The British writer Rushdie, who had angered the Iranian mullahs and many other Muslims with his book The Satanic Verses, was attacked and seriously injured by an Islamist with a knife at an event in upstate New York in August.

Since the "Megxit" - the voluntary departure of Harry and his wife Meghan from the circle of "working members" of the royal family - the British state has no longer paid for the protection of the Duke and Duchess of Sussex.

With his income from interviews, documentaries and now also from his internationally marketed memoirs, there should be enough money to finance security guards privately.

But that's not all.

The consequences go further.

Colonel Richard Kemp, a well-known military commentator, warned in the Daily Telegraph that Harry's statement touched on the overall security situation: "His words feed jihadist propaganda to carry out further attacks against the UK."

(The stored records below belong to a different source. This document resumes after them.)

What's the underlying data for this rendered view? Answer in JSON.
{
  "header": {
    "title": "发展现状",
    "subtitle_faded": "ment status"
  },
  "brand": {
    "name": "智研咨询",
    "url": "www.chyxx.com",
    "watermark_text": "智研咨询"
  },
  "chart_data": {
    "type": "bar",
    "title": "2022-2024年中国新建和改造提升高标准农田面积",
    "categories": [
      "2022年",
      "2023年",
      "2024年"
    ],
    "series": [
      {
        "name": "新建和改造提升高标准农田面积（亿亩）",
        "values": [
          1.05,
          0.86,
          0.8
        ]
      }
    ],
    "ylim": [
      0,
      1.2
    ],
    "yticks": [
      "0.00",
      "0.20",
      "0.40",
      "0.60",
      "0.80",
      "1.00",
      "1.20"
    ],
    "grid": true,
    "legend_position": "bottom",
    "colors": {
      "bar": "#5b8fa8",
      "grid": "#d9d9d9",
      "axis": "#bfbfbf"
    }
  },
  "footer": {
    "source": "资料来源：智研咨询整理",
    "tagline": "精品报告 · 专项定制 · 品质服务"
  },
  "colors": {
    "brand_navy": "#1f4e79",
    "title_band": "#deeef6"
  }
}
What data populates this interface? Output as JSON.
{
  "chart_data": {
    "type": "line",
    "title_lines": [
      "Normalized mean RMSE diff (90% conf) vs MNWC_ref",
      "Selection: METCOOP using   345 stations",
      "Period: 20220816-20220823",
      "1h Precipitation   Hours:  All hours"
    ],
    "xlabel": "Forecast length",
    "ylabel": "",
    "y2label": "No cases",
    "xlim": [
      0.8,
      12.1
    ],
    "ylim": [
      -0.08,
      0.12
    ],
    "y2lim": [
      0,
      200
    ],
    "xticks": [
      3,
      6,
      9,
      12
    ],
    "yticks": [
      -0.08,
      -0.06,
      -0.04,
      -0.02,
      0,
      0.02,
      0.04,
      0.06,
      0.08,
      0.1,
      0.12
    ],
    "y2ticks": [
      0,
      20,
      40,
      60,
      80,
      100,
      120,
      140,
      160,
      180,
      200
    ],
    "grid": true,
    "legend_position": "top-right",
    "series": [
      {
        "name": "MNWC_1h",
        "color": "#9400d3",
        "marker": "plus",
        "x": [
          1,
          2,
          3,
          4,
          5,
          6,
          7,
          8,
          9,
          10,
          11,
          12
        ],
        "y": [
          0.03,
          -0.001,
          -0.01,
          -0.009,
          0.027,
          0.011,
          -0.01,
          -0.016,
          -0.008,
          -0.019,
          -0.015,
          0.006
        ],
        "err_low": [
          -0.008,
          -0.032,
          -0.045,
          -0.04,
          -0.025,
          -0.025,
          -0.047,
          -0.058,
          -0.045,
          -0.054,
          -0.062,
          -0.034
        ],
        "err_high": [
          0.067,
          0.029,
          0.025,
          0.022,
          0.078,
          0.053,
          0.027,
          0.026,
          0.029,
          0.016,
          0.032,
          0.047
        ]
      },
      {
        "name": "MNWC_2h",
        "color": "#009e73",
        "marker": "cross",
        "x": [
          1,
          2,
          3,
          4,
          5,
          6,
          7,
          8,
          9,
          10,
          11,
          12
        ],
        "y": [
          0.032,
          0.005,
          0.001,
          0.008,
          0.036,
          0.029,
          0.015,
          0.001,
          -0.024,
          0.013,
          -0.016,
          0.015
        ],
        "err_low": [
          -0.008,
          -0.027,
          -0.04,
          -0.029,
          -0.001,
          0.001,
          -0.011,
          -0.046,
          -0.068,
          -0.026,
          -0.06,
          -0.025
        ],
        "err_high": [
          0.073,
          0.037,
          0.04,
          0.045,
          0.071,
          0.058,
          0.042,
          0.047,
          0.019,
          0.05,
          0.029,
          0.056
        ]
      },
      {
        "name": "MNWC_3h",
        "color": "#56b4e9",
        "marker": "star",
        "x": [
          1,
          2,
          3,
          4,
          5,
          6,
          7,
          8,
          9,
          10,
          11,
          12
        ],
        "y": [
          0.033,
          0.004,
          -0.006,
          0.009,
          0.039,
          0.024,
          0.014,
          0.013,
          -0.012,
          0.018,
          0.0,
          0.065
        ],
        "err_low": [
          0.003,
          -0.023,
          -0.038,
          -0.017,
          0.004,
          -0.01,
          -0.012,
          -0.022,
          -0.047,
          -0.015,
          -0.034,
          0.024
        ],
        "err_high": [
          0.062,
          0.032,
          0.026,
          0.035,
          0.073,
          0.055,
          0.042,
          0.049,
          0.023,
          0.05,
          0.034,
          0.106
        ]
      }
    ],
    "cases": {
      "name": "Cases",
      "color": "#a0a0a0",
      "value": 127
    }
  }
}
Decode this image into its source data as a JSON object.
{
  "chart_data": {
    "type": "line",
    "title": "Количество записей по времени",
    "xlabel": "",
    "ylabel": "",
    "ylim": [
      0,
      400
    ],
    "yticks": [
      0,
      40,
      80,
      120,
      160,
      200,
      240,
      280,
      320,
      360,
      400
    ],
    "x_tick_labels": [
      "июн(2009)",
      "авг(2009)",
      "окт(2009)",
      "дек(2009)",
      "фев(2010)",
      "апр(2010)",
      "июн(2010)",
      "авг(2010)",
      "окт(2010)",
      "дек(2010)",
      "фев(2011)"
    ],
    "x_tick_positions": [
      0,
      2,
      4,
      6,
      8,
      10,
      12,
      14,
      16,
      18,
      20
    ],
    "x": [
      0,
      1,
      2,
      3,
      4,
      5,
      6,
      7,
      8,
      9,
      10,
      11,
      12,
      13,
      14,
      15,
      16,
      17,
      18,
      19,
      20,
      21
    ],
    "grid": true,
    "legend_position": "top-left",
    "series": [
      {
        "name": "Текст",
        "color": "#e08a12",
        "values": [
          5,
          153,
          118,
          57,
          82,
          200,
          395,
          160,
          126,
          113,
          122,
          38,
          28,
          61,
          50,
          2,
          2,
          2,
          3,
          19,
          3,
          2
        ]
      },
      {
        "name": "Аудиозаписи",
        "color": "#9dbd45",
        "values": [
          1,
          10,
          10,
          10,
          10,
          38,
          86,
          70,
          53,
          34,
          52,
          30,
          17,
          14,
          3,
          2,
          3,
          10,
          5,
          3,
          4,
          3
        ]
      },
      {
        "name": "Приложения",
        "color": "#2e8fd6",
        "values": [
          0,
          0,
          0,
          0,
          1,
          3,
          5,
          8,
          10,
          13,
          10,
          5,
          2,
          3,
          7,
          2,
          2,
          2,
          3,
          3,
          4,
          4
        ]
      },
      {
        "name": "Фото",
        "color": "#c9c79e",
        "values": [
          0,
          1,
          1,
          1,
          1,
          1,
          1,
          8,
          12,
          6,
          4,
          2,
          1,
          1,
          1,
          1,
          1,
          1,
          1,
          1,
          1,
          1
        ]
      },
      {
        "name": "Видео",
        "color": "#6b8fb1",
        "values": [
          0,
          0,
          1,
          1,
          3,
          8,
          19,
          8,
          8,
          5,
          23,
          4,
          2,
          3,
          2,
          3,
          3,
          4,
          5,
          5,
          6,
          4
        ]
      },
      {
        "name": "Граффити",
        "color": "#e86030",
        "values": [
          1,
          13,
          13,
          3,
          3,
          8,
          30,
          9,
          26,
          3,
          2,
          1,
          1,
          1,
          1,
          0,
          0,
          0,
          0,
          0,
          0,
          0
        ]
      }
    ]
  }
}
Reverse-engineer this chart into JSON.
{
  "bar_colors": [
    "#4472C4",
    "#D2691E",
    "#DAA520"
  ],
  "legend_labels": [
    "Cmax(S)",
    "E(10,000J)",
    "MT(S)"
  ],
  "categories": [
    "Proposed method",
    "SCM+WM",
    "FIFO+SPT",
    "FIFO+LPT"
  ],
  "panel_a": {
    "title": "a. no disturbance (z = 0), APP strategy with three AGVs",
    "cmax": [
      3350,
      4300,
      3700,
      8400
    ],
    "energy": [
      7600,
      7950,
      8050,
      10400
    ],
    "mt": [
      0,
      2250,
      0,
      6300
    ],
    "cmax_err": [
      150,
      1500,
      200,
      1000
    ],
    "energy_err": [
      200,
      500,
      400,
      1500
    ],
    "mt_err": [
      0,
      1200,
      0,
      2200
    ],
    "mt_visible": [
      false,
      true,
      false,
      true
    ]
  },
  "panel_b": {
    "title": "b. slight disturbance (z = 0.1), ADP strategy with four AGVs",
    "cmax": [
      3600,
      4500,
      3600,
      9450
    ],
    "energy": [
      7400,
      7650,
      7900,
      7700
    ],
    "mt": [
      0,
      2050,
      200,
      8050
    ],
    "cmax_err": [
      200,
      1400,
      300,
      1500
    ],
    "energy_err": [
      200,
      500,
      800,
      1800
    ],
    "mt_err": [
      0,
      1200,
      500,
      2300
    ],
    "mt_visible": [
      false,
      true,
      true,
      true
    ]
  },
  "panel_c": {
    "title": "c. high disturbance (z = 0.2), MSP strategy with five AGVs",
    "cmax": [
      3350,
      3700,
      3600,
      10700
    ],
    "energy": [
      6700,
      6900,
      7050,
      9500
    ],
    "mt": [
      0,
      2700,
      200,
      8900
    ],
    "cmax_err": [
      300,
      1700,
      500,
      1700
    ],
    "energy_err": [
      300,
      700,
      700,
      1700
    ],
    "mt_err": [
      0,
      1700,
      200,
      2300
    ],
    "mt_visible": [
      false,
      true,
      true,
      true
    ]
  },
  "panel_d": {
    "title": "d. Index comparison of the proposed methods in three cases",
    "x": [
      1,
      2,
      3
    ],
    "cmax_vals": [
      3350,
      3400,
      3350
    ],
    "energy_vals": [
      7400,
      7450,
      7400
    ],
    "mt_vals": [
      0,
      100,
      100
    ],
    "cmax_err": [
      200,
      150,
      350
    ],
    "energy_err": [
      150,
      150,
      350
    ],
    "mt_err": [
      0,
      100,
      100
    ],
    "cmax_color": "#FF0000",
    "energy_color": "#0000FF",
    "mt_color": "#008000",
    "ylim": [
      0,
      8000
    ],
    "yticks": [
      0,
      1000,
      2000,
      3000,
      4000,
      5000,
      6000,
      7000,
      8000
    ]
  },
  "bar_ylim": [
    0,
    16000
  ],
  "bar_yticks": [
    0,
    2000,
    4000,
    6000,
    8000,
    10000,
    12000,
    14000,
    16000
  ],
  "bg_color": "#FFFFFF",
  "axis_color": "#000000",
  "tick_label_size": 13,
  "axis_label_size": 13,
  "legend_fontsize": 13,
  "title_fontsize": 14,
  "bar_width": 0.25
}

The prince was "very stupid".

This could also affect Harry's main charity, the Invictus Games.

Former Navy Admiral Alan West anticipates "serious security problems" at the next games, which are due to take place in Dusseldorf in September.

The international sporting competition for war veterans, which Harry created during his time as a working royal, is now an established event.

"Measures will have to be taken to protect the veterans," West said.

The prince was "very stupid" to publish details about the killings, added the off-duty admiral.

With that, West joined the great chorus of critics within the armed forces.

Numerous officers had expressed their dismay at Harry's violation of military codes over the past few days.

The prince "betrayed" the armed forces just as much as he had his own family, former Colonel Tim Collins has said.

Boasting about the number of enemies killed is not the right thing to do in the army.

"That's not how we act, that's not how we think," Collins said.

"We don't cut notches in our rifle butts, we never did."

The nose was also turned up publicly in the British House of Commons.

Tobias Ellwood, Chairman of the Defense Committee and a former soldier himself, said: "From a security perspective, there is an unwritten assumption that nobody discusses the number of people killed, for the simple reason that it can have security implications." Pull scalps," Ellwood said.

In his book Spare, Harry calls the 25 Afghans he killed from his helicopter during his operations in Helmand province "pawns cleared from the field."

The Taliban, who returned to government in Kabul after NATO troops withdrew, reacted over the weekend in the form of regime representative Anas Haqqani: "Mr Harry," Haqqani wrote on Twitter, "those you killed were people

they had families waiting for their return.” Gallingly, he added that international courts and human rights activists were unlikely to take action against the prince because they were “blind and deaf” to it.